Tall, charming and an excellent horseman, Arne Koets is the quintessential ‘knight in shining armour.’ But, as Isobel Uden finds out, there’s more to life as a 21st century jousting knight than meets the eye.
Born in the Netherlands, but now based in Germany, Arne rode in his first joust in 2002, having only started riding eight months earlier. He is now established as one of an elite few in the world practising the martial arts of the medieval knight to a standard comparable with the real chivalric warriors of the Middle Ages.
Interested in military history from a young age and having studied archaeology at the University of Amsterdam, Arne is concerned with the science as well as the art of historical interpretation. He strives not just for historical accuracy, but authenticity, a subtle, but important distinction, according to Arne.
What this means in practice is that he lives and breathes jousting. Having worked for the Royal Armouries in Leeds as a rider/swordsman, along with the Dutch Army museum in Delft he now runs his own business, planning and performing in tournaments all over Europe and as far afield as Australia.
“Arne regularly works close to a hundred hour week, and an eighteen hour day is deemed ‘lazy’”
This determined and focused mindset is illustrated by Arne’s approach to learning to ride. In the early days, he suffered two extremely bad accidents, which by rights should have put him off for good. But motivated by an inexpressible drive to persevere, and aided by fellow jouster Joram Van Essen, who despite insisting that he couldn’t teach, gave Arne the tools to achieve what is most elusive in riding; ‘feel’.

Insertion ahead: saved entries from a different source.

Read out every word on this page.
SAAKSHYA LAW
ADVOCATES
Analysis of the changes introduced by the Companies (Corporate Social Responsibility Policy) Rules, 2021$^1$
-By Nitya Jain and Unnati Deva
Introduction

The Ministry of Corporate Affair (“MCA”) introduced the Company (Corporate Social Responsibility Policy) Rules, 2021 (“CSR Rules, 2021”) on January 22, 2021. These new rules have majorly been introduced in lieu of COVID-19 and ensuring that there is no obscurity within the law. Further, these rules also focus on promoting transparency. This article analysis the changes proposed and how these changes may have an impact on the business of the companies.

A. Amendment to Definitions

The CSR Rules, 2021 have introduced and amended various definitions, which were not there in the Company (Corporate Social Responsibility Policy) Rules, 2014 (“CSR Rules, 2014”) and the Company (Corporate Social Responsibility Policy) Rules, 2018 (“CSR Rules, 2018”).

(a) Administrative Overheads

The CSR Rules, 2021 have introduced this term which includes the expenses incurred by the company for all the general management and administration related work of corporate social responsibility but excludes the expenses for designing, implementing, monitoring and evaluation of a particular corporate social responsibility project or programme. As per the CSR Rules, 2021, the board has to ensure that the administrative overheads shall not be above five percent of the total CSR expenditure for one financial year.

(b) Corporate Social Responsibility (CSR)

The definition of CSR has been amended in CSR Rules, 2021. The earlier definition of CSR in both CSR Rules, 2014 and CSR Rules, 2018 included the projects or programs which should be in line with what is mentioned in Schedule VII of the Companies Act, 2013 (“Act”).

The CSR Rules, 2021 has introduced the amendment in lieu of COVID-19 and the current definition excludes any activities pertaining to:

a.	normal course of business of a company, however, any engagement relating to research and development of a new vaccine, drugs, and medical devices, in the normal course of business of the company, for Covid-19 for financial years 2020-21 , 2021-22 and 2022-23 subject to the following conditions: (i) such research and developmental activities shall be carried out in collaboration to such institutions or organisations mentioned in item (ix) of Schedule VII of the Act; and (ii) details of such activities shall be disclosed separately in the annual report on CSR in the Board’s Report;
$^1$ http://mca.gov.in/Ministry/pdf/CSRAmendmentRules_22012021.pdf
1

“Now, not only can he ride down the tilt rail in a straight line towards his opponent, wielding a 3m lance with only a 5mm slit to see through, but he is capable of executing ‘high school’ dressage movements with incredible finesse.”
Arne explains that a conscious decision was made by the leading jousters to raise the standards of their riding to emulate the best traditions of classical horsemanship. For example, one account he read of hunting deer on horseback, described the need to turn the spear at the point of contact with the animal, in order to drive it in further. This suggested that the medieval rider had the expertise to go from full gallop to a pirouette on the spot, using just one hand. Therefore, achieving this level of skill became Arne’s expectation.

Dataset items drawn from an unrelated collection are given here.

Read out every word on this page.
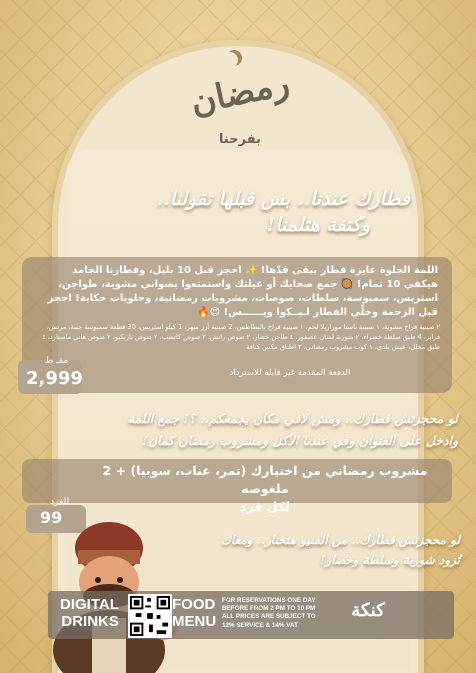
رمضان
بفرحنا
فطارك عندنا.. بس قبلها تقولنا..
وكتفة هتلمنا!
اللمة الحلوة عايزة فطار يبقى قدّها! ✨ احجز قبل 10 بليل، وفطارنا الجامد هيكفي 10 تمام! 🥘 جمع صحابك أو عيلتك واستمتعوا بصواني مشوية، طواجن، استربس، سمبوسة، سلطات، صوصات، مشروبات رمضانية، وحلويات حكاية! احجز قبل الزحمة وخلّي الفطار لـيــكوا ويــــــس! 😍🔥
٢ صينية فراخ مشوية، ١ صينية باستا موزاريلا لحم، ١ صينية فراخ بالبطاطس، 2 صينية أرز مبهر، 1 كيلو استربس، 30 قطعة سمبوسة جبنة، مرتش، فرايز، 4 طبق سلطة خضراء، ٢ شوربة لسان عصفور، ٤ طاجن خضار، ٢ صوص رانش، ٢ صوص كاتشب، ٢ صوص باربكيو، ٢ صوص هاني ماستارد، ٤ طبق مخلل، عيش بلدي، ١ كوب مشروب رمضاني، ٣ اطباق مكس كنافة
الدفعة المقدمة غير قابلة للاسترداد
مقـ ط
2,999
لو محجزتش فطارك.. ومش لاقي مكان يجمعكم.. ؟! جمع اللمة
وادخل على العنوان وفي عندنا الأكل ومشروب رمضان كمان!
مشروب رمضاني من اختيارك (تمر، عناب، سوبيا) + 2 ملغوصه
لكل فرد
للفرد
99
لو محجزتش فطارك.. من المنيو هتختار.. ومعاك
تُزود شوربة وسلطة وخضار!
DIGITAL
DRINKS
FOOD
MENU
FOR RESERVATIONS ONE DAY
BEFORE FROM 2 PM TO 10 PM
ALL PRICES ARE SUBJECT TO
12% SERVICE & 14% VAT
كنكة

To be this dedicated undoubtedly has its drawbacks - lack of sleep, eating out of tins and constantly being on the road, are just a few which spring to mind! But when asked about the most rewarding aspect of his work, Arne is quick to say, “It is about the friends you make.” He describes having the opportunity to come together with people and horses, at some amazing places, and collectively achieve a spectacular tournament, which delights and inspires the audience.
It is hard to describe what the difference between historical accuracy and authenticity is, just as it’s hard to really know what life as medieval knight was like, until you meet Arne Koets.